Darüber hinaus haben die Meldestellen die Identität der hinweisgebenden Person, der Personen, die Gegenstand der Meldung sind und der sonstigen in der Meldung genannten Personen vertraulich zu behandeln. Die Identität der genannten Personen darf nur denjenigen bekannt gemacht werden, die für die Entgegennahme von Meldungen und für Folgemaßnahmen zuständig sind. Das Vertraulichkeitsgebot gilt nicht für Personen, die vorsätzlich oder grob fahrlässig unrichtige Information über Verstöße melden. Weiter ist es zulässig, Informationen über die Identität Hinweis geben der Personen auf Verlangen der Strafverfolgungsbehörden in Strafverfahren, aufgrund einer Anordnung in einem einer Meldung nachfolgenden Verwaltungsverfahren oder aufgrund einer gerichtlichen Entscheidung weiterzugeben. Die Weitergabe von Informationen über die hinweisgebende Person ist ferner dann gestattet, wenn diese für Folgemaßnahmen erforderlich ist oder die hinweisgebende Person zuvor in die Weitergabe eingewilligt hat.

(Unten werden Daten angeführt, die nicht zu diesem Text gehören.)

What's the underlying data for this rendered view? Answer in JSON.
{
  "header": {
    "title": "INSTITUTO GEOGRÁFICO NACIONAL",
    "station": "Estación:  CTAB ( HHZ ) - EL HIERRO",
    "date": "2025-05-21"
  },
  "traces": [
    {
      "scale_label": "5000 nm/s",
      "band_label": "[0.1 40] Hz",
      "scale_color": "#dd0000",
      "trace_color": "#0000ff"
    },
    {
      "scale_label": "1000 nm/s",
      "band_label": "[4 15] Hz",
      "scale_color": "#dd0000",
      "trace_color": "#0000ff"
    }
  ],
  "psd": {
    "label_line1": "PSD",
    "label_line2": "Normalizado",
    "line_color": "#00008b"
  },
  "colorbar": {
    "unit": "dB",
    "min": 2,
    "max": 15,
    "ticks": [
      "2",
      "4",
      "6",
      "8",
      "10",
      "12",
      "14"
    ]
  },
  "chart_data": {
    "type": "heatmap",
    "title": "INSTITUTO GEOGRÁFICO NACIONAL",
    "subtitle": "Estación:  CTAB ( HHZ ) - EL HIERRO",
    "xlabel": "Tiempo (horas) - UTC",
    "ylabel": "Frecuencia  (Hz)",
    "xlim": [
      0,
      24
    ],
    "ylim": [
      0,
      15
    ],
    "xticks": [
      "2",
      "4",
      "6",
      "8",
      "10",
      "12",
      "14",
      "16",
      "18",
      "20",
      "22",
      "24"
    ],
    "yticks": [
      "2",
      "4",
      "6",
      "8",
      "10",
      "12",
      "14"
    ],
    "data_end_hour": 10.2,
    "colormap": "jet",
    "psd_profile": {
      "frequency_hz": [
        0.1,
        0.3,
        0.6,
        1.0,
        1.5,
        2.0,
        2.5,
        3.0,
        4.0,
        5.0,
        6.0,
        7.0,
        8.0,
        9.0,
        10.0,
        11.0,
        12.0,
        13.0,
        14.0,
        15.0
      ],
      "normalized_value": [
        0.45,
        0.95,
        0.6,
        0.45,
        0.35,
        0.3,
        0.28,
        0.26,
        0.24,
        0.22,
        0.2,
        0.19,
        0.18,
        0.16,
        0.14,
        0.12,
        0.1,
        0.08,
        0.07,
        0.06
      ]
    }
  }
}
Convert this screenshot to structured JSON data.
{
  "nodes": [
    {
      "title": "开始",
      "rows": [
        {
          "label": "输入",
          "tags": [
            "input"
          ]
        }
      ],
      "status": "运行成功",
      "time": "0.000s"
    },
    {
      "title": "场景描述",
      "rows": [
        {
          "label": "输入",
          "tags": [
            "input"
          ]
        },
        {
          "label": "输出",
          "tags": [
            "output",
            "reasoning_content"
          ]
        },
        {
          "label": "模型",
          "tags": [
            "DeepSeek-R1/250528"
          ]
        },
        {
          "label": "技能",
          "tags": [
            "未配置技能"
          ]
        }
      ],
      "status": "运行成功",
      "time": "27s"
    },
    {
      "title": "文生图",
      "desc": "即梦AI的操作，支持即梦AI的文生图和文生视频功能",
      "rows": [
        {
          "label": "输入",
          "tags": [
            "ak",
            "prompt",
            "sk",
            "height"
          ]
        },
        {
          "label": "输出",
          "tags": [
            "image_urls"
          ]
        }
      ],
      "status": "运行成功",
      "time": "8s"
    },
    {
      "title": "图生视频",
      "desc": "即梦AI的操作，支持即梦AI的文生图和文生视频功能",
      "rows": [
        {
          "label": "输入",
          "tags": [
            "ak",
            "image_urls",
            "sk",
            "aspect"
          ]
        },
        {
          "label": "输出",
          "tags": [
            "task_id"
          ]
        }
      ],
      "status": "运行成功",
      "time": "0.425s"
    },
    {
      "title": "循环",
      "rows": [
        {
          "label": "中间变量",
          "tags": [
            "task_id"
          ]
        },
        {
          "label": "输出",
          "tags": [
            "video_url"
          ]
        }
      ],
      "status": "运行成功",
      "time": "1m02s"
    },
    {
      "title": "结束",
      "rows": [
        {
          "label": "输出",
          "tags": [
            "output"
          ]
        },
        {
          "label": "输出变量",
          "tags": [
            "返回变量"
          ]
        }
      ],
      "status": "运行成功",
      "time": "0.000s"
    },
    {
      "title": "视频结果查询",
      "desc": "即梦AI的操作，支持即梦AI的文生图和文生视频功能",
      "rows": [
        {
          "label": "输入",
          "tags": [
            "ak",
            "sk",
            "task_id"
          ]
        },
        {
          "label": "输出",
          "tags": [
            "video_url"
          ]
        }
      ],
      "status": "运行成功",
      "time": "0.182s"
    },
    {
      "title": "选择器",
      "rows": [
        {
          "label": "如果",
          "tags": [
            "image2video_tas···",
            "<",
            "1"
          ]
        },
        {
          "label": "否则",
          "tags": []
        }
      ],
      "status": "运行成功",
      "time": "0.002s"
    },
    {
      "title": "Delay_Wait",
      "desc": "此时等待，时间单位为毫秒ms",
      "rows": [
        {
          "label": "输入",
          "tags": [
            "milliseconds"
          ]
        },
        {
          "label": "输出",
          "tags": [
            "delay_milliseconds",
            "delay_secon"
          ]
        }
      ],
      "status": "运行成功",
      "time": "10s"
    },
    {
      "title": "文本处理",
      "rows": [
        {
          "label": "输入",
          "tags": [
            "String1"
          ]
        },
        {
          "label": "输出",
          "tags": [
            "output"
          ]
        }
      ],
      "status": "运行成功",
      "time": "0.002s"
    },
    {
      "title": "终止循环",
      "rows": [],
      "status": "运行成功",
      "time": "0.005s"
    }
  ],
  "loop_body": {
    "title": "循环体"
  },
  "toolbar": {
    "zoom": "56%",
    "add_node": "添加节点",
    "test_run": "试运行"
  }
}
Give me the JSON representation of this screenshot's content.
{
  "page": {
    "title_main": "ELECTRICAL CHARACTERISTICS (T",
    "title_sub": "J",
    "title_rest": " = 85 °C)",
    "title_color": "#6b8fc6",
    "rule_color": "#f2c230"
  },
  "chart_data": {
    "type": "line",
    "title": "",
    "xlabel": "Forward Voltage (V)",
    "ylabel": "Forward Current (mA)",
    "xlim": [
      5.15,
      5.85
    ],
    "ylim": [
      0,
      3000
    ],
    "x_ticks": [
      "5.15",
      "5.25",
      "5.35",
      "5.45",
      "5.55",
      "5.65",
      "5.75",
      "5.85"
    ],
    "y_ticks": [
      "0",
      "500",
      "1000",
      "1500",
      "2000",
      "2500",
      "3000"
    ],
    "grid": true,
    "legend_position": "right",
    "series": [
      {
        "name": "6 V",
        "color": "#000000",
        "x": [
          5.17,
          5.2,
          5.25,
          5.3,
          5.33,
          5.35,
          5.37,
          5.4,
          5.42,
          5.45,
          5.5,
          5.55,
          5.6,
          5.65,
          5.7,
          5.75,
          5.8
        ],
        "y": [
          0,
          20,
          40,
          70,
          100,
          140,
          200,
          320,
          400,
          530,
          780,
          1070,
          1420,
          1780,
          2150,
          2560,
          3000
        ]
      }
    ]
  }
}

Das Gesetz regelt auch Schadensersatzansprüche der hinweisgebenden Person aus verbotenen Repressalien, allerdings auch eine Verpflichtung der hinweisgebenden Person, Schaden zu ersetzen, der aus einer vorsätzlich oder grob fahrlässigen Meldung oder Offenlegung unrichtiger Informationen entstanden ist.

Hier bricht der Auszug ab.